Starbeam wrote: ↑Sun Jul 31, 2022 11:14 am
Trying to parse something about English dialects:
1. How does the NURSE vowel differ from the LETTER vowel, in dialects that have it?
I think the fundamental point here is that NURSE is part of the unreduced vowel system, whereas LETTER is part of the reduced vowel system and almost always occurs in unstressed syllables. They may or may not have very similar qualities, but NURSE will be longer as you'd expect from an unreduced vowel.
NURSE is often rounded; I think this is especially the case in the southern hemisphere accents, but it is in mine too, and I don't have any influence from AusE or NZE that I'm aware of. Some northern English accents, e.g. Liverpool, have lost the NURSE/SQUARE distinction so that e.g.
Blur and
Blair are merged.
LETTER at the end of a word can be very open, and sometimes quite back; some regional EngE speech has something which almost sounds like [ɒ] there. (This is not necessarily to do with the historic /r/; it occurs in the COMMA lexical set as well.)
2. Is their a three way distinction of the vowels in BOTHER, THOUGHT, and PALM? Is this consistently maintained, or does one or another vowel (like the one in TRAP) get lost?

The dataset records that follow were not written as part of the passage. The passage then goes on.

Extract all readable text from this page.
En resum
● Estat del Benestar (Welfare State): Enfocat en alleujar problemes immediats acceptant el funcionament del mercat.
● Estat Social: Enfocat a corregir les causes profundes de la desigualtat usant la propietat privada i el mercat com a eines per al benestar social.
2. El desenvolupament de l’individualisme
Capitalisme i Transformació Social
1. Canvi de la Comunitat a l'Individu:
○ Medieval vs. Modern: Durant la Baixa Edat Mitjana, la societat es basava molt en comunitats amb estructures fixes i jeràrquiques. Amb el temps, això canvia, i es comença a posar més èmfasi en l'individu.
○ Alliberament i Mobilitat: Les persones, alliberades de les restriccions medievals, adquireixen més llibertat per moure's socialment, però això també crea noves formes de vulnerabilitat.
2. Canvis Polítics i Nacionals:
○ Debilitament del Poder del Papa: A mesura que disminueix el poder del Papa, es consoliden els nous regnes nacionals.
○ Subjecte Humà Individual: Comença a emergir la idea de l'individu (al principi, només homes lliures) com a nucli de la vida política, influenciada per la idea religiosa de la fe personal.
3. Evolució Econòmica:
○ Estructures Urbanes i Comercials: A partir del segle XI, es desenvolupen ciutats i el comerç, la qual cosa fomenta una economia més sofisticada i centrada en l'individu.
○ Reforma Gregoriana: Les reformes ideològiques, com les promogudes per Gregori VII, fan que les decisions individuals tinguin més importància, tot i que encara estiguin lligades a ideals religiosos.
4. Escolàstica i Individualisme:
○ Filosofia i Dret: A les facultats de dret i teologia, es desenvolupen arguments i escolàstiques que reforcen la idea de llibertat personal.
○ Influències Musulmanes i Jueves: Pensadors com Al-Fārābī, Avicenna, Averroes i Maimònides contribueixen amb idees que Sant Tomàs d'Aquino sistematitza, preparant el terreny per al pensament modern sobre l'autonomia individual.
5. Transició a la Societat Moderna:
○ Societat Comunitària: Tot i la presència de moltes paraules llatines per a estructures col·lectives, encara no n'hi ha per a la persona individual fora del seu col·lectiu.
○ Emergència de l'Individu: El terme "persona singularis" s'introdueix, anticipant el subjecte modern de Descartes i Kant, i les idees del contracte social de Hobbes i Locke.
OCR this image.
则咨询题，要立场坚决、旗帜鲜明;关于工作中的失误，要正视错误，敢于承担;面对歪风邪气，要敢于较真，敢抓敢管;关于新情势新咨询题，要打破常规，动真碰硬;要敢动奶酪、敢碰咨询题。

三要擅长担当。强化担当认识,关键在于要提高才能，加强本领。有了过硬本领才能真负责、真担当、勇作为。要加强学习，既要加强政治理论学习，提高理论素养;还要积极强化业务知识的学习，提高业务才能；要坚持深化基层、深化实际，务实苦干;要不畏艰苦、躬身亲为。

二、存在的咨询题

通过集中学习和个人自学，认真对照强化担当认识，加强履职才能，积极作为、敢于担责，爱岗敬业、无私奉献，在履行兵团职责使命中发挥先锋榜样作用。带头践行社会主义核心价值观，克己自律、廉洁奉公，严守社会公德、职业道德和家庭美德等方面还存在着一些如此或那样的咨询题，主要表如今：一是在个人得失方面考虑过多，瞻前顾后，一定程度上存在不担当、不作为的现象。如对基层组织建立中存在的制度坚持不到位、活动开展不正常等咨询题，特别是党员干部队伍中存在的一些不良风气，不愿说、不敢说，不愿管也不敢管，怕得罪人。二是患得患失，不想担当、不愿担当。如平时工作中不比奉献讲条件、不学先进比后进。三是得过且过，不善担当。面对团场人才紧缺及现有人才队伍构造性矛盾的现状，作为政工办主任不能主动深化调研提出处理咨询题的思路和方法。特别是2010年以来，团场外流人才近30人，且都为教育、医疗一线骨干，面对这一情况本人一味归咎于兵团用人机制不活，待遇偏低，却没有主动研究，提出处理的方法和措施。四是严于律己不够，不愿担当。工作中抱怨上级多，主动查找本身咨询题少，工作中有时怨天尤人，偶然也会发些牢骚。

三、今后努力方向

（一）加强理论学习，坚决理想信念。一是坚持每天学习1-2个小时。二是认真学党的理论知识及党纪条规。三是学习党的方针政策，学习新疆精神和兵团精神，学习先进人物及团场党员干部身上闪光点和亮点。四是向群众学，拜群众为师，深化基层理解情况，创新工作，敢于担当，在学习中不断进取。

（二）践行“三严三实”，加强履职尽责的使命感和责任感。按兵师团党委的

As others have said, yes these distinctions are essentially universal in England and in the southern hemisphere accents. Typically THOUGHT and PALM are long vowels whereas LOT and TRAP are short vowels. In some areas they fall into natural long/short pairs (for examples Darren's Australian accent) whereas that's less obvious in typical accents in England where the quality of PALM/START is somewhere in between TRAP, LOT and STRUT and THOUGHT tends to be a bit higher than LOT.